El 20 de agosto de 2013, el Lucero Cantor partía hacia su estrella final, pero su partida no fue más que una presencia física que dejaba de recorrer los lugares habituales, porque su obra y su nombre continúan tan vigentes como cuando Salvador Miqueri subía a un escenario, se presentaba en la casa de un amigo o simplemente entonaba una estrofa de una de sus canciones favoritas. Esto indica que su obra trascendió y decidió grabarse como historia misma dentro del chamamé.
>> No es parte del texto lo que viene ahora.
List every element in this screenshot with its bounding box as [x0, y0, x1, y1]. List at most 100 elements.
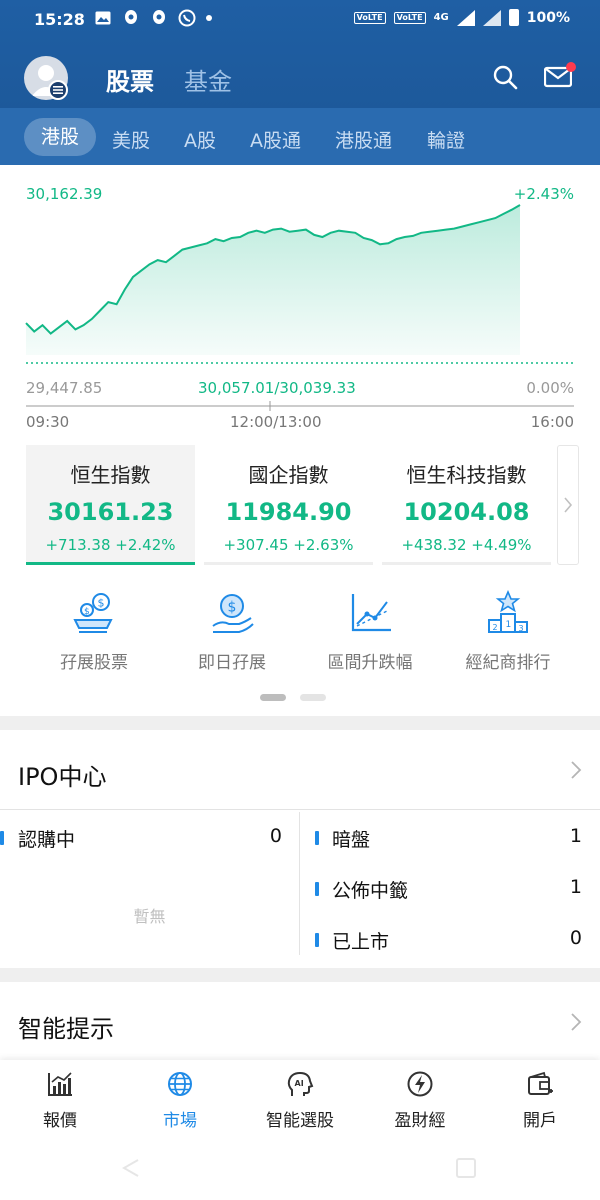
- index-card-hsi[interactable]: 恒生指數 30161.23 +713.38 +2.42%: [26, 445, 195, 565]
- ipo-bullet: [315, 831, 319, 845]
- index-card-hscei[interactable]: 國企指數 11984.90 +307.45 +2.63%: [204, 445, 373, 565]
- volte-icon: VoLTE: [353, 11, 386, 24]
- time-start-label: 09:30: [26, 413, 70, 431]
- image-icon: [94, 9, 112, 27]
- tab-stocks[interactable]: 股票: [106, 62, 154, 97]
- quick-action-label: 即日孖展: [198, 653, 266, 673]
- empty-state: 暫無: [133, 907, 166, 926]
- ipo-item-listed[interactable]: 已上市 0: [300, 927, 600, 955]
- subtab-warrants[interactable]: 輪證: [427, 126, 465, 153]
- chart-bottom-change: 0.00%: [526, 379, 574, 397]
- nav-label: 盈財經: [394, 1111, 446, 1131]
- subtab-a-shares[interactable]: A股: [184, 126, 216, 153]
- ai-head-icon: AI: [287, 1071, 314, 1096]
- smart-tips-title[interactable]: 智能提示: [18, 1009, 114, 1044]
- globe-icon: [168, 1072, 192, 1096]
- app-notification-icon: [122, 9, 140, 27]
- menu-badge-icon[interactable]: [48, 80, 68, 100]
- index-chart[interactable]: 30,162.39 +2.43% 29,447.85 30,057.01/30,…: [0, 175, 600, 440]
- recents-icon[interactable]: [454, 1156, 478, 1180]
- quick-action-margin-stocks[interactable]: $ $ 孖展股票: [24, 590, 164, 673]
- quick-action-broker-ranking[interactable]: 1 2 3 經紀商排行: [438, 589, 578, 673]
- section-separator: [0, 716, 600, 730]
- search-icon[interactable]: [492, 64, 520, 92]
- svg-text:$: $: [84, 607, 90, 617]
- index-value: 30161.23: [47, 498, 174, 526]
- broker-ranking-icon: 1 2 3: [488, 589, 528, 633]
- status-time: 15:28: [34, 10, 85, 29]
- subtab-hk-stocks[interactable]: 港股: [24, 118, 96, 156]
- nav-smart-picks[interactable]: AI 智能選股: [240, 1070, 360, 1131]
- more-notifications-icon: [206, 15, 212, 21]
- back-icon[interactable]: [118, 1156, 142, 1180]
- nav-label: 智能選股: [266, 1111, 334, 1131]
- market-subtabs: 港股 美股 A股 A股通 港股通 輪證: [0, 108, 600, 165]
- nav-label: 報價: [43, 1111, 77, 1131]
- nav-open-account[interactable]: 開戶: [480, 1070, 600, 1131]
- unread-dot: [566, 62, 576, 72]
- index-name: 恒生指數: [70, 463, 151, 487]
- mail-icon[interactable]: [543, 62, 576, 94]
- quick-actions: $ $ 孖展股票 $ 即日孖展 區間升跌幅 1 2 3 經紀商排行: [0, 589, 600, 680]
- chevron-right-icon[interactable]: [568, 1010, 584, 1034]
- chart-plot: [25, 204, 574, 411]
- index-cards: 恒生指數 30161.23 +713.38 +2.42% 國企指數 11984.…: [26, 445, 586, 567]
- system-status: VoLTE VoLTE 4G 100%: [353, 9, 570, 26]
- battery-level: 100%: [526, 9, 570, 26]
- ipo-item-label: 公佈中籤: [332, 880, 409, 902]
- svg-text:AI: AI: [295, 1079, 304, 1088]
- whatsapp-icon: [178, 9, 196, 27]
- nav-label: 開戶: [523, 1111, 557, 1131]
- quick-action-label: 經紀商排行: [465, 653, 551, 673]
- subtab-us-stocks[interactable]: 美股: [112, 126, 150, 153]
- time-mid-label: 12:00/13:00: [230, 413, 322, 431]
- page-dot[interactable]: [300, 694, 326, 701]
- nav-quotes[interactable]: 報價: [0, 1070, 120, 1131]
- index-name: 恒生科技指數: [406, 463, 527, 487]
- ipo-bullet: [315, 882, 319, 896]
- ipo-item-count: 1: [569, 825, 582, 847]
- nav-finance-news[interactable]: 盈財經: [360, 1070, 480, 1131]
- notification-icons: [94, 9, 212, 27]
- ipo-title[interactable]: IPO中心: [18, 757, 106, 792]
- chevron-right-icon[interactable]: [568, 758, 584, 782]
- battery-icon: [508, 9, 519, 26]
- app-header: 15:28 VoLTE VoLTE 4G 100% 股票 基金 港股 美股 A股…: [0, 0, 600, 165]
- bottom-navigation: 報價 市場 AI 智能選股 盈財經 開戶: [0, 1060, 600, 1138]
- ipo-item-subscribing[interactable]: 認購中 0: [0, 825, 299, 853]
- chart-low-label: 29,447.85: [26, 379, 103, 397]
- system-navigation-bar: [0, 1138, 600, 1200]
- index-card-hstech[interactable]: 恒生科技指數 10204.08 +438.32 +4.49%: [382, 445, 551, 565]
- ipo-item-allotment[interactable]: 公佈中籤 1: [300, 876, 600, 904]
- quick-action-label: 孖展股票: [60, 653, 128, 673]
- index-value: 11984.90: [225, 498, 352, 526]
- svg-text:$: $: [98, 597, 105, 610]
- page-indicator: [0, 694, 600, 702]
- subtab-a-share-connect[interactable]: A股通: [250, 126, 301, 153]
- ipo-item-grey-market[interactable]: 暗盤 1: [300, 825, 600, 853]
- quick-action-range-change[interactable]: 區間升跌幅: [300, 590, 440, 673]
- intraday-margin-icon: $: [212, 594, 254, 633]
- next-cards-button[interactable]: [557, 445, 579, 565]
- ipo-item-count: 0: [569, 927, 582, 949]
- chart-mid-label: 30,057.01/30,039.33: [198, 379, 356, 397]
- lightning-icon: [407, 1071, 433, 1097]
- svg-text:$: $: [228, 600, 237, 616]
- index-change: +307.45 +2.63%: [223, 536, 354, 554]
- index-change: +713.38 +2.42%: [45, 536, 176, 554]
- chevron-right-icon: [564, 497, 573, 513]
- ipo-item-label: 認購中: [18, 829, 76, 851]
- quick-action-label: 區間升跌幅: [327, 653, 413, 673]
- quick-action-intraday-margin[interactable]: $ 即日孖展: [162, 590, 302, 673]
- index-name: 國企指數: [248, 463, 329, 487]
- signal-icon-2: [482, 9, 501, 26]
- wallet-icon: [528, 1071, 553, 1095]
- top-navigation: 股票 基金: [0, 50, 600, 108]
- nav-label: 市場: [163, 1111, 197, 1131]
- tab-funds[interactable]: 基金: [184, 62, 232, 97]
- ipo-bullet: [0, 831, 4, 845]
- chart-area-fill: [26, 205, 520, 355]
- subtab-hk-connect[interactable]: 港股通: [335, 126, 392, 153]
- page-dot-active[interactable]: [260, 694, 286, 701]
- nav-market[interactable]: 市場: [120, 1070, 240, 1131]
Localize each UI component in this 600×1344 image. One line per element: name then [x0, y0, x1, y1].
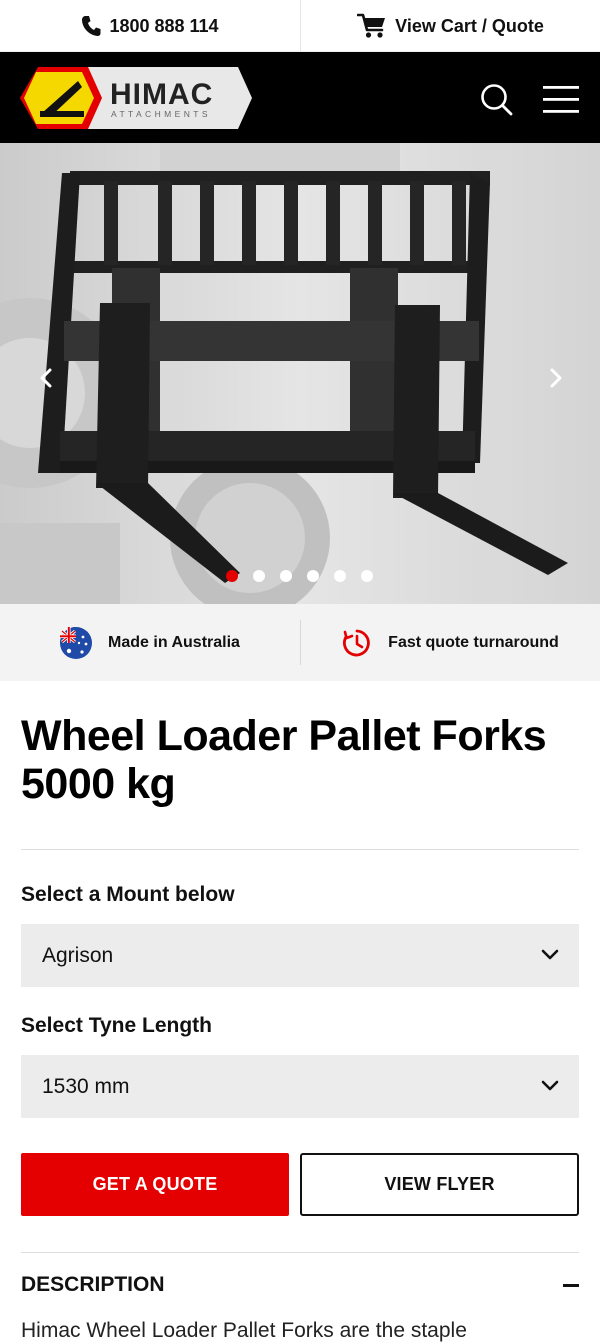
product-image-carousel[interactable]: [0, 143, 600, 604]
site-header: HIMAC ATTACHMENTS: [0, 52, 600, 143]
himac-logo[interactable]: HIMAC ATTACHMENTS: [20, 67, 252, 129]
mount-selected-value: Agrison: [42, 943, 114, 967]
divider: [21, 1252, 579, 1253]
feature-strip: Made in Australia Fast quote turnaround: [0, 604, 600, 681]
cart-label: View Cart / Quote: [395, 15, 544, 36]
product-title: Wheel Loader Pallet Forks 5000 kg: [21, 712, 581, 808]
chevron-down-icon: [541, 1080, 559, 1091]
chevron-down-icon: [541, 949, 559, 960]
view-flyer-button[interactable]: VIEW FLYER: [300, 1153, 579, 1216]
phone-number: 1800 888 114: [109, 15, 219, 36]
phone-icon: [82, 16, 101, 36]
collapse-icon[interactable]: [563, 1284, 579, 1287]
feature-made-in-australia: Made in Australia: [0, 604, 300, 681]
search-icon[interactable]: [476, 80, 516, 120]
tyne-selected-value: 1530 mm: [42, 1074, 130, 1098]
cart-icon: [357, 13, 386, 38]
utility-bar: 1800 888 114 View Cart / Quote: [0, 0, 600, 52]
get-a-quote-button[interactable]: GET A QUOTE: [21, 1153, 289, 1216]
carousel-pagination: [0, 570, 600, 582]
tyne-length-label: Select Tyne Length: [21, 1014, 212, 1037]
description-heading[interactable]: DESCRIPTION: [21, 1273, 165, 1297]
cart-link[interactable]: View Cart / Quote: [300, 0, 600, 52]
phone-link[interactable]: 1800 888 114: [0, 0, 300, 52]
description-text: Himac Wheel Loader Pallet Forks are the …: [21, 1319, 467, 1342]
pallet-forks-image: [0, 143, 600, 604]
carousel-dot[interactable]: [226, 570, 238, 582]
carousel-dot[interactable]: [253, 570, 265, 582]
timer-icon: [343, 629, 370, 656]
mount-select[interactable]: Agrison: [21, 924, 579, 987]
product-title-line-1: Wheel Loader Pallet Forks: [21, 712, 547, 760]
hamburger-menu-icon[interactable]: [540, 80, 580, 120]
feature-label: Made in Australia: [108, 633, 240, 651]
divider: [21, 849, 579, 850]
tyne-length-select[interactable]: 1530 mm: [21, 1055, 579, 1118]
logo-subtext: ATTACHMENTS: [111, 109, 211, 119]
carousel-dot[interactable]: [334, 570, 346, 582]
feature-label: Fast quote turnaround: [388, 633, 559, 651]
logo-wordmark: HIMAC: [110, 78, 213, 111]
mount-label: Select a Mount below: [21, 883, 235, 906]
carousel-dot[interactable]: [280, 570, 292, 582]
feature-fast-quote: Fast quote turnaround: [300, 620, 600, 665]
next-slide-icon[interactable]: [540, 363, 570, 393]
carousel-dot[interactable]: [307, 570, 319, 582]
previous-slide-icon[interactable]: [32, 363, 62, 393]
australia-flag-icon: [60, 626, 93, 659]
carousel-dot[interactable]: [361, 570, 373, 582]
product-title-line-2: 5000 kg: [21, 760, 176, 808]
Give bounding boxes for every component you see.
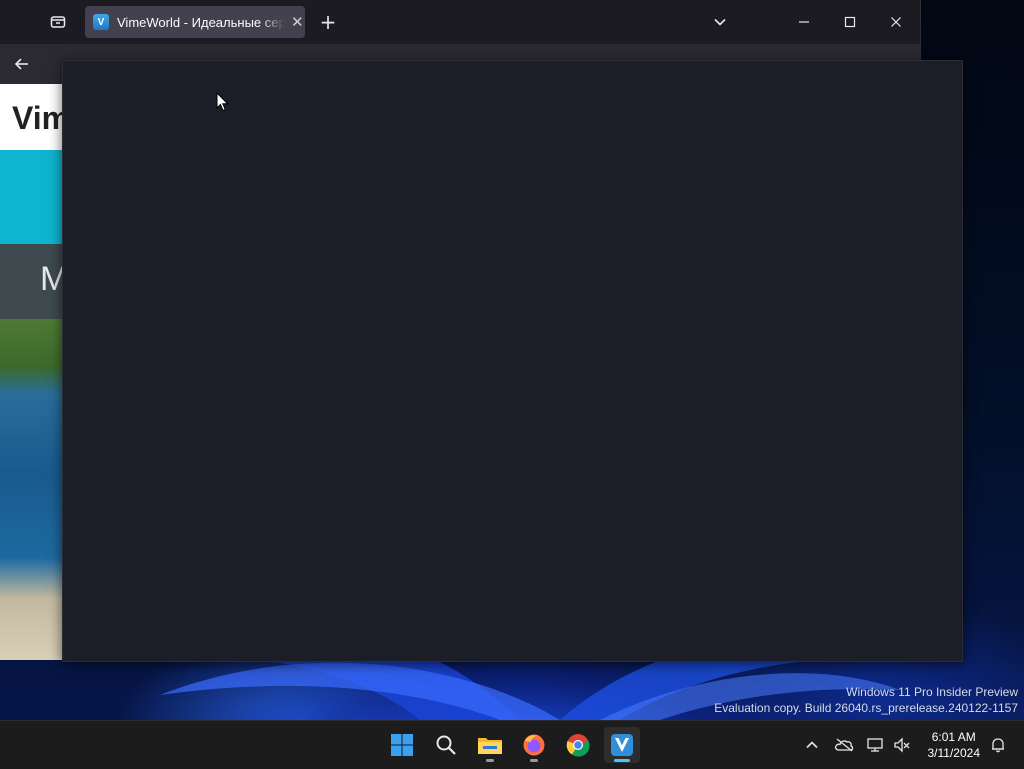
maximize-button[interactable] [832, 6, 868, 38]
clock-date: 3/11/2024 [927, 746, 981, 760]
watermark-line-1: Windows 11 Pro Insider Preview [846, 685, 1018, 699]
active-indicator [614, 759, 630, 762]
chevron-down-icon [714, 18, 726, 26]
show-hidden-icons-button[interactable] [800, 733, 824, 757]
minimize-button[interactable] [786, 6, 822, 38]
vimeworld-launcher-icon [611, 734, 633, 756]
network-button[interactable] [864, 733, 888, 757]
firefox-view-button[interactable] [44, 8, 72, 36]
chevron-up-icon [806, 741, 818, 749]
chrome-button[interactable] [560, 727, 596, 763]
list-all-tabs-button[interactable] [702, 6, 738, 38]
chrome-icon [566, 734, 590, 757]
vimeworld-launcher-button[interactable] [604, 727, 640, 763]
back-arrow-icon [14, 58, 28, 70]
start-icon [391, 734, 413, 756]
volume-muted-icon [894, 737, 910, 753]
vimeworld-logo-icon: V [93, 14, 109, 30]
new-tab-button[interactable]: + [314, 8, 342, 36]
taskbar: 6:01 AM 3/11/2024 [0, 720, 1024, 769]
start-button[interactable] [384, 727, 420, 763]
system-clock[interactable]: 6:01 AM 3/11/2024 [928, 729, 981, 761]
onedrive-icon [834, 738, 854, 752]
running-indicator [530, 759, 538, 762]
windows-watermark: Windows 11 Pro Insider Preview Evaluatio… [714, 684, 1018, 716]
firefox-icon [523, 734, 545, 756]
back-button[interactable] [8, 50, 36, 78]
maximize-icon [844, 16, 856, 28]
mouse-cursor-icon [216, 92, 229, 112]
notifications-button[interactable] [986, 733, 1010, 757]
minimize-icon [799, 21, 809, 23]
notifications-icon [992, 738, 1004, 753]
firefox-button[interactable] [516, 727, 552, 763]
onedrive-button[interactable] [832, 733, 856, 757]
watermark-line-2: Evaluation copy. Build 26040.rs_prerelea… [714, 701, 1018, 715]
search-icon [436, 735, 456, 755]
volume-button[interactable] [890, 733, 914, 757]
file-explorer-button[interactable] [472, 727, 508, 763]
close-icon [891, 17, 901, 27]
close-window-button[interactable] [878, 6, 914, 38]
tab-vimeworld[interactable]: V VimeWorld - Идеальные серве ✕ [85, 6, 305, 38]
network-icon [867, 738, 883, 752]
close-icon[interactable]: ✕ [291, 13, 304, 31]
search-button[interactable] [428, 727, 464, 763]
tab-title: VimeWorld - Идеальные серве [117, 14, 285, 30]
launcher-window[interactable] [62, 60, 963, 662]
tab-bar: V VimeWorld - Идеальные серве ✕ + [0, 0, 920, 44]
clock-time: 6:01 AM [931, 730, 976, 744]
firefox-view-icon [50, 16, 66, 28]
file-explorer-icon [478, 738, 502, 754]
running-indicator [486, 759, 494, 762]
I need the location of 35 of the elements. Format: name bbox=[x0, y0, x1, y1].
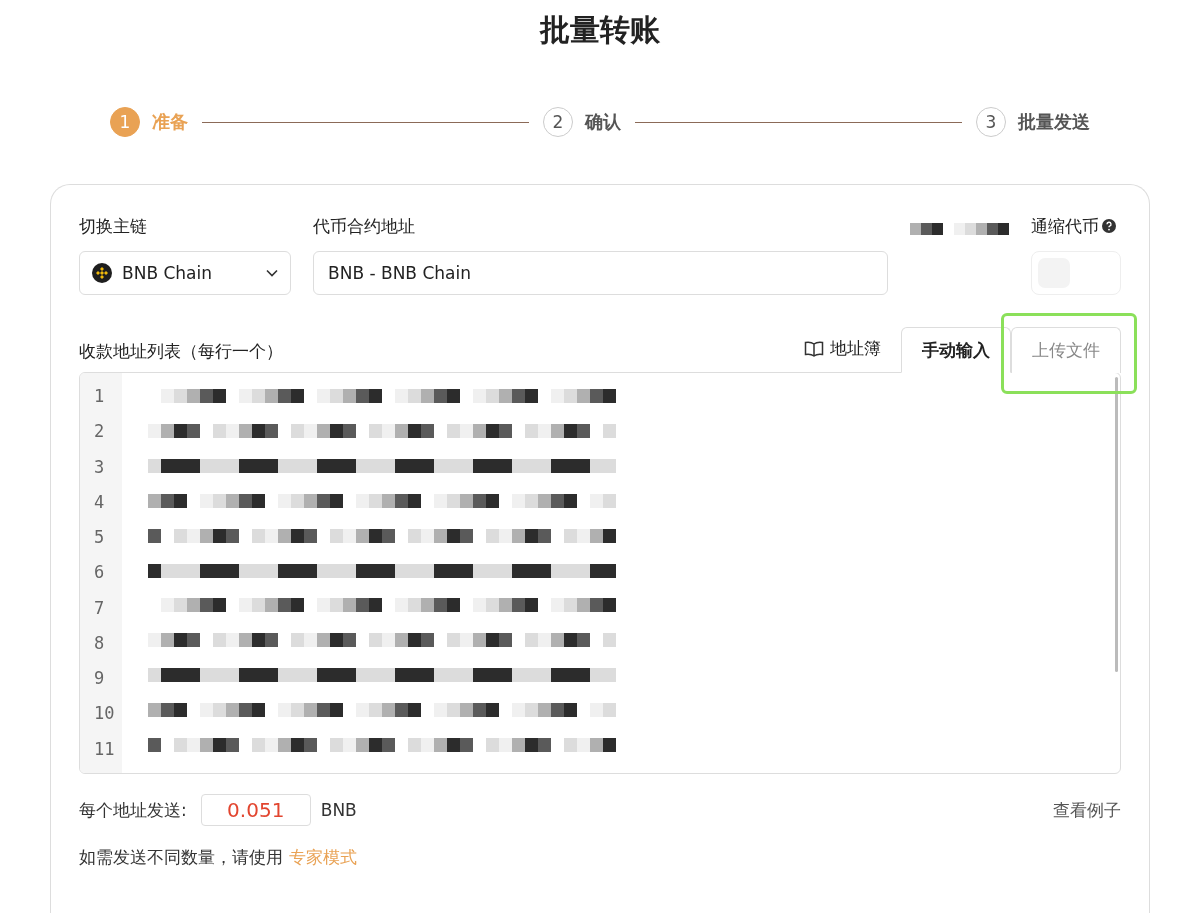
step-label: 确认 bbox=[585, 110, 621, 134]
step-label: 批量发送 bbox=[1018, 110, 1090, 134]
amount-field[interactable]: 0.051 bbox=[200, 794, 311, 826]
line-number: 3 bbox=[93, 455, 106, 479]
line-number: 10 bbox=[93, 702, 116, 726]
tab[interactable]: 上传文件 bbox=[1011, 327, 1121, 373]
amount-label: 每个地址发送: bbox=[79, 798, 187, 822]
line-number: 4 bbox=[93, 490, 106, 514]
caret-icon bbox=[266, 269, 278, 277]
example-link[interactable]: 查看例子 bbox=[1053, 798, 1121, 822]
address-book-link[interactable]: 地址簿 bbox=[830, 337, 881, 360]
unit-label: BNB bbox=[320, 800, 357, 820]
line-number: 2 bbox=[93, 420, 106, 444]
field-label: 切换主链 bbox=[79, 215, 148, 237]
field-label: 代币合约地址 bbox=[313, 215, 416, 237]
coin-icon bbox=[92, 263, 112, 283]
book-icon[interactable] bbox=[804, 340, 824, 357]
field-label: 通缩代币 bbox=[1031, 215, 1099, 237]
line-number: 6 bbox=[93, 561, 106, 585]
line-number: 8 bbox=[93, 631, 106, 655]
step-number: 1 bbox=[110, 107, 140, 137]
chain-dropdown[interactable]: BNB Chain bbox=[79, 251, 291, 295]
tab[interactable]: 手动输入 bbox=[901, 327, 1011, 373]
field-label: 收款地址列表（每行一个） bbox=[79, 340, 283, 363]
line-number: 5 bbox=[93, 526, 106, 550]
line-number: 7 bbox=[93, 596, 106, 620]
token-address-field[interactable]: BNB - BNB Chain bbox=[313, 251, 888, 295]
page-title: 批量转账 bbox=[540, 11, 660, 49]
line-number: 11 bbox=[93, 737, 116, 761]
line-number: 9 bbox=[93, 667, 106, 691]
line-number: 1 bbox=[93, 385, 106, 408]
note-text: 如需发送不同数量，请使用 bbox=[79, 846, 283, 869]
address-editor[interactable]: 1 2 3 4 5 6 7 8 9 10 11 bbox=[79, 372, 1121, 774]
step-label: 准备 bbox=[152, 110, 188, 134]
help-icon[interactable] bbox=[1102, 219, 1116, 233]
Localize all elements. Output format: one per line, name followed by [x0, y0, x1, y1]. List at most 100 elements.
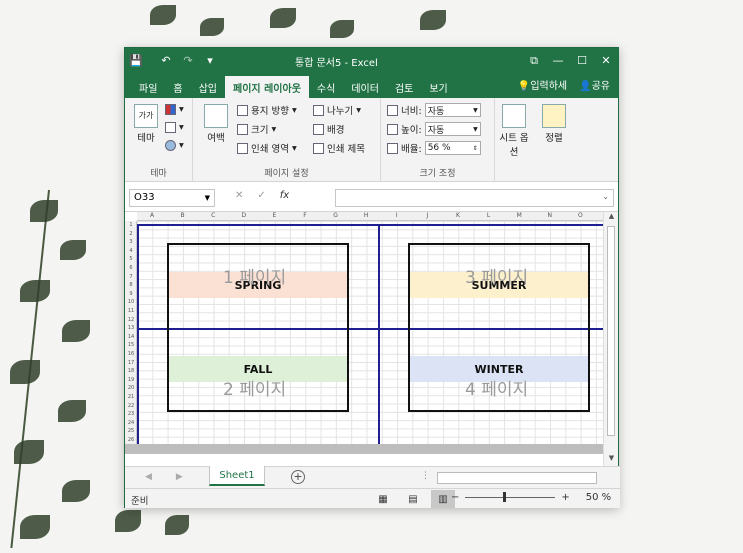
zoom-slider-knob[interactable] — [503, 492, 507, 502]
tab-prev-icon[interactable]: ◀ — [145, 472, 152, 482]
formula-input[interactable]: ⌄ — [335, 189, 614, 207]
tab-view[interactable]: 보기 — [421, 76, 455, 98]
tab-page-layout[interactable]: 페이지 레이아웃 — [225, 76, 309, 98]
row-header[interactable]: 12 — [125, 316, 137, 325]
column-header[interactable]: I — [382, 212, 412, 219]
zoom-in-button[interactable]: + — [561, 492, 569, 503]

Después de su partida y a modo de homenajear el gran trabajo solidario que realizó su padre durante su vida, su hija Marcela Miqueri, creó la Fundación Miqueri. El objetivo no era otro que proporcionar ayuda a las escuelas rurales. Esta decisión fue tomada por dos motivos: el primero de ellos tiene que ver con la solidaridad que Salvador siempre mostró hacia los que menos tenían pero, lo que determinó hacia dónde iba a direccionar sus energías la fundación, fue la gran pasión que el Lucero mburucuyano siempre puso en su tarea de maestro rural.
En 2017 se conmemoran cuatro años de la partida física de Salvador. Y, como todos los años la Fundación está preparando la gala homenaje que se realizará el domingo 20 de agosto bajo el nombre Salvador Miqueri: pasión heredada.